1. Observation on January 29, 2024, at 12:45 p.m., revealed a junction box lacked a cover plate, located within the basement Mechanical Room 0506.

Exit interview on January 29, 2024, between 2:15 p.m., and 2:30 p.m., with the Facilities Manager, confirmed the electrical system deficiency.








 Plan of Correction - To be completed: 02/16/2024

a) Evangelical Community Hospital (ECH) staff will install the correct type & size cover plate on the junction box.

b) This repair will occur by 3/29/24.

c) All corrections within the report will be tracked with the corrective work orders and photographs.

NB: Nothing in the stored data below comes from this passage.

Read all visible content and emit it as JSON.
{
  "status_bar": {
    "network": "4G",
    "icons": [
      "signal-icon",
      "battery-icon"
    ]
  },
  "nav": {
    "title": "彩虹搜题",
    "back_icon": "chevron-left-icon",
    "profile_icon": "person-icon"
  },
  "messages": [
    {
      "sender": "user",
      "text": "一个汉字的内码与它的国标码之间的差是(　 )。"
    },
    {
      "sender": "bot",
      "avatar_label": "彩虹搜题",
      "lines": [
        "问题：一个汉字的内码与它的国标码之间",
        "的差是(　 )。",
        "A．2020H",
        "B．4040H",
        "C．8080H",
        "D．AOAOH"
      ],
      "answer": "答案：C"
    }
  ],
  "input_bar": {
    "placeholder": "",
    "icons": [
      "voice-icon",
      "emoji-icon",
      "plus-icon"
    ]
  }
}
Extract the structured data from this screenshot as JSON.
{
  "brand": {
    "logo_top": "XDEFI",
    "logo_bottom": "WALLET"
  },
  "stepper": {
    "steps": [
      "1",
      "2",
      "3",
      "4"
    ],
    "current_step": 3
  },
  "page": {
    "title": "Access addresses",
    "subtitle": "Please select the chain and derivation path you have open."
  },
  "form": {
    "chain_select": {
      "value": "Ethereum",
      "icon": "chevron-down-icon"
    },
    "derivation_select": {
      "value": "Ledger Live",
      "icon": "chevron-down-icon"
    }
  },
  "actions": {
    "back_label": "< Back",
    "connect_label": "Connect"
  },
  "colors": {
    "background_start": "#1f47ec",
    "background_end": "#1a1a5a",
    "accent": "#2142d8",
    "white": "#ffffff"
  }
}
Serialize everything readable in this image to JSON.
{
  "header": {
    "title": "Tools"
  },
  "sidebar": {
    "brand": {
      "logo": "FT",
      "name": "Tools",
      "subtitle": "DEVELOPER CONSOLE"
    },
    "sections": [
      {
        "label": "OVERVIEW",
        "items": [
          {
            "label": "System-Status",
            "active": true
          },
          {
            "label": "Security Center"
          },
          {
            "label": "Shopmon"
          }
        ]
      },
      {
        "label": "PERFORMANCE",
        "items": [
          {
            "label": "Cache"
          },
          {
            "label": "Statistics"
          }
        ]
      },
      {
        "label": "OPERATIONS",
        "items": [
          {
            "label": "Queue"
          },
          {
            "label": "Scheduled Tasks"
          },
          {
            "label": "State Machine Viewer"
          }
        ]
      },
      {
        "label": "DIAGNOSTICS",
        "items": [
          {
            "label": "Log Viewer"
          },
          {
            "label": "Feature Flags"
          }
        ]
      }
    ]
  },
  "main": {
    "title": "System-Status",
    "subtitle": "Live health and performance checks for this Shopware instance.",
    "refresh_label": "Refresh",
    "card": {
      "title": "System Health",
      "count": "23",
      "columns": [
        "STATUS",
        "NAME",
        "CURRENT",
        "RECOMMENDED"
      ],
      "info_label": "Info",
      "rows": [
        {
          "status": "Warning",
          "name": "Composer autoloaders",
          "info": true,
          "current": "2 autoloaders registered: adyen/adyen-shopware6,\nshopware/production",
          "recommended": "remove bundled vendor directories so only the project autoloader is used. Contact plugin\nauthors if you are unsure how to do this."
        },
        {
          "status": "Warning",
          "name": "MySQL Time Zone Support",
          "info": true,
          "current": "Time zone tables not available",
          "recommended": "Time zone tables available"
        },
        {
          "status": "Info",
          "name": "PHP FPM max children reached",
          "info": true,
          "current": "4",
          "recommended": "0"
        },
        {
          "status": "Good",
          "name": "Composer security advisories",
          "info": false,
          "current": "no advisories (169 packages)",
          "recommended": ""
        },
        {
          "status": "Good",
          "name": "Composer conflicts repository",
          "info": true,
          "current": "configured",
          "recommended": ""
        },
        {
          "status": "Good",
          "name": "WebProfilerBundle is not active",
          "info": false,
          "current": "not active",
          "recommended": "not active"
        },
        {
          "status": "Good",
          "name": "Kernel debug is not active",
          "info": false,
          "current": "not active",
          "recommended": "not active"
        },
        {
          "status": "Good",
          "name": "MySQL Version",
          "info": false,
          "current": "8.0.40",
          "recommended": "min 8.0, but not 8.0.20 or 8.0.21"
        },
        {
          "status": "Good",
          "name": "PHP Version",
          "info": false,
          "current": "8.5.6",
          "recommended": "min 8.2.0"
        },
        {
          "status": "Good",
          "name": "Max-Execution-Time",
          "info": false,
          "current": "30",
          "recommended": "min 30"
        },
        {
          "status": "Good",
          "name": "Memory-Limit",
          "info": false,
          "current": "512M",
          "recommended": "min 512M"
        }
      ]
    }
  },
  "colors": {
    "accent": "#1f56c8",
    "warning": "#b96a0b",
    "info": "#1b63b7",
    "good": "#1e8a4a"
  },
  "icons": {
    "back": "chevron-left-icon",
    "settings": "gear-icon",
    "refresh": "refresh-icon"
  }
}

d) Evangelical Community Hospital (ECH) has a Life Safety Committee that inspects the hospital departments on a 12-month rotational basis and looks for life safety violations such as this one. A random survey is conducted in each department within the 12-month period. Results from the inspections are documented. Deficiencies are converted to work orders and remediated using approved methods by the Plant Engineering Department or outside contractors. The findings are presented to the Safety Committee and the affected department heads.